The 50th anniversary of the Eagles' "One Of These Nights" album is being celebrated by the syndicated radio show In The Studio With Redbeard: The Stories Behind History's Greatest Rock Bands.
Redbeard shared this synopsis for the episode: Driving halfway across America not long after the June 1975 release of One of These Nights by The Eagles is when I truly realized just how massively popular this band had become.
This was long before 21st century satellite radio, so driving 1400 miles from Lincoln NE to Hartford CT meant re-tuning the car radio about every seventy-five miles or so to a new local station. And every one, whether AM or FM, big city signal or small, were playing "One of These Nights","Lyin' Eyes", and "Take It to the Limit" as if their FCC licenses depended on it.

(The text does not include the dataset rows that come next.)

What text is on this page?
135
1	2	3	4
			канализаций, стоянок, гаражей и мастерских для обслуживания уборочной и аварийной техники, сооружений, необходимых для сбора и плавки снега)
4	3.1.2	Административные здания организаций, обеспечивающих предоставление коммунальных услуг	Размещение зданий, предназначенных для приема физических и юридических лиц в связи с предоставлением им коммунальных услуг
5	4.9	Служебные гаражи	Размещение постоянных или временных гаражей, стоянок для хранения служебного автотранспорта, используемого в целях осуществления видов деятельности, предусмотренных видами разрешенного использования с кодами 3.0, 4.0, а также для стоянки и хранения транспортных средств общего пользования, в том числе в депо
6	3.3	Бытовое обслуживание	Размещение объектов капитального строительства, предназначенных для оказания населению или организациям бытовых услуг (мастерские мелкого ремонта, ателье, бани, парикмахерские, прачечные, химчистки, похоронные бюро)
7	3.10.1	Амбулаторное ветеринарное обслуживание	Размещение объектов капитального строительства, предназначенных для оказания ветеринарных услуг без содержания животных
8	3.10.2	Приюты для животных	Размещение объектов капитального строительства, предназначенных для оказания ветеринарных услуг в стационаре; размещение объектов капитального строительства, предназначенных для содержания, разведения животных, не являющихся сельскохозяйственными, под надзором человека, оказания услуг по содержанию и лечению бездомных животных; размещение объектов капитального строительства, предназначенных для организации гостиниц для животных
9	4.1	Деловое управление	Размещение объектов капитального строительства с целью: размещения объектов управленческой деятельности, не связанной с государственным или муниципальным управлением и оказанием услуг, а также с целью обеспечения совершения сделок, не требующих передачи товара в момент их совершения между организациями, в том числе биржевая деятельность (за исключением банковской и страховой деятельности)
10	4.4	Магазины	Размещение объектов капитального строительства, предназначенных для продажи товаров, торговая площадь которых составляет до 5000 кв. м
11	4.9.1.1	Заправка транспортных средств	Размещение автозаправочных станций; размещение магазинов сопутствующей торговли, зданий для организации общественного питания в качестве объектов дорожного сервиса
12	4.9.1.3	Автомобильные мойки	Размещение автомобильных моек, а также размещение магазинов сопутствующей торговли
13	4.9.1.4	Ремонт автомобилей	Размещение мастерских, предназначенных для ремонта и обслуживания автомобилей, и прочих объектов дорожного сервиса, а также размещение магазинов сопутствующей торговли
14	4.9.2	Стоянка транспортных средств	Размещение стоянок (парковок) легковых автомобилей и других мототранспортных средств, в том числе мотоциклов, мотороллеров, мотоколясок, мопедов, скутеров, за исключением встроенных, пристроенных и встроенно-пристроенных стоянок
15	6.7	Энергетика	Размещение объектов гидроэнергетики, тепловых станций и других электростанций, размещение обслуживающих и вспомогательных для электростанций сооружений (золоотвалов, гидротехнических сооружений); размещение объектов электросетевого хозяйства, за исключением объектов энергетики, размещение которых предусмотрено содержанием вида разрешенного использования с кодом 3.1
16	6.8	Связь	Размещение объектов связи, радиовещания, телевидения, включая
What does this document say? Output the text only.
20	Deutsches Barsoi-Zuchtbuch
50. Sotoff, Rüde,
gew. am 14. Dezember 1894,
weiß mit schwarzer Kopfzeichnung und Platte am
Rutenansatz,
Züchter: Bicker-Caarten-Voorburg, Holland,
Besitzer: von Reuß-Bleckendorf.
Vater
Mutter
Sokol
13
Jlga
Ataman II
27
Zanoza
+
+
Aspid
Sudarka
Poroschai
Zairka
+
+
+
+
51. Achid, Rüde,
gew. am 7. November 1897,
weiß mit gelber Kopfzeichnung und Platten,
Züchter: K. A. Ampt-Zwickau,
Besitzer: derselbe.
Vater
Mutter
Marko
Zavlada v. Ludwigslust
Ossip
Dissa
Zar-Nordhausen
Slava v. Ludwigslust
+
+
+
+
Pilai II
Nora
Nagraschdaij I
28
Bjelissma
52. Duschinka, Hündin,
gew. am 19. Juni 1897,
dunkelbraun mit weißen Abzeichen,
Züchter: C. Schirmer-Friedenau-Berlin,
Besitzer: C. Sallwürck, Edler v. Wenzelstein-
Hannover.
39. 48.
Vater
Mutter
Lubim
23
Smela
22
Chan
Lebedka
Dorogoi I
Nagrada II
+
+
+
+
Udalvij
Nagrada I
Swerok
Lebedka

All three of those hits from the album One of These Nights went Top 10, with the album topping the Billboard sales chart and "Lyin' Eyes" winning a Grammy. Original Eagles singer/bass player Randy Meisner, now gone, and the late Eagles co-founder singer/guitarist Glenn Frey joined me here In the Studio in a classic rock interview that is precious now about the album which single-handedly took country and western music from the bunkhouse to Broadway, permanently jettisoning the qualifier "and western" in the process by taking the longhorns off of Hank Williams' Cadillac.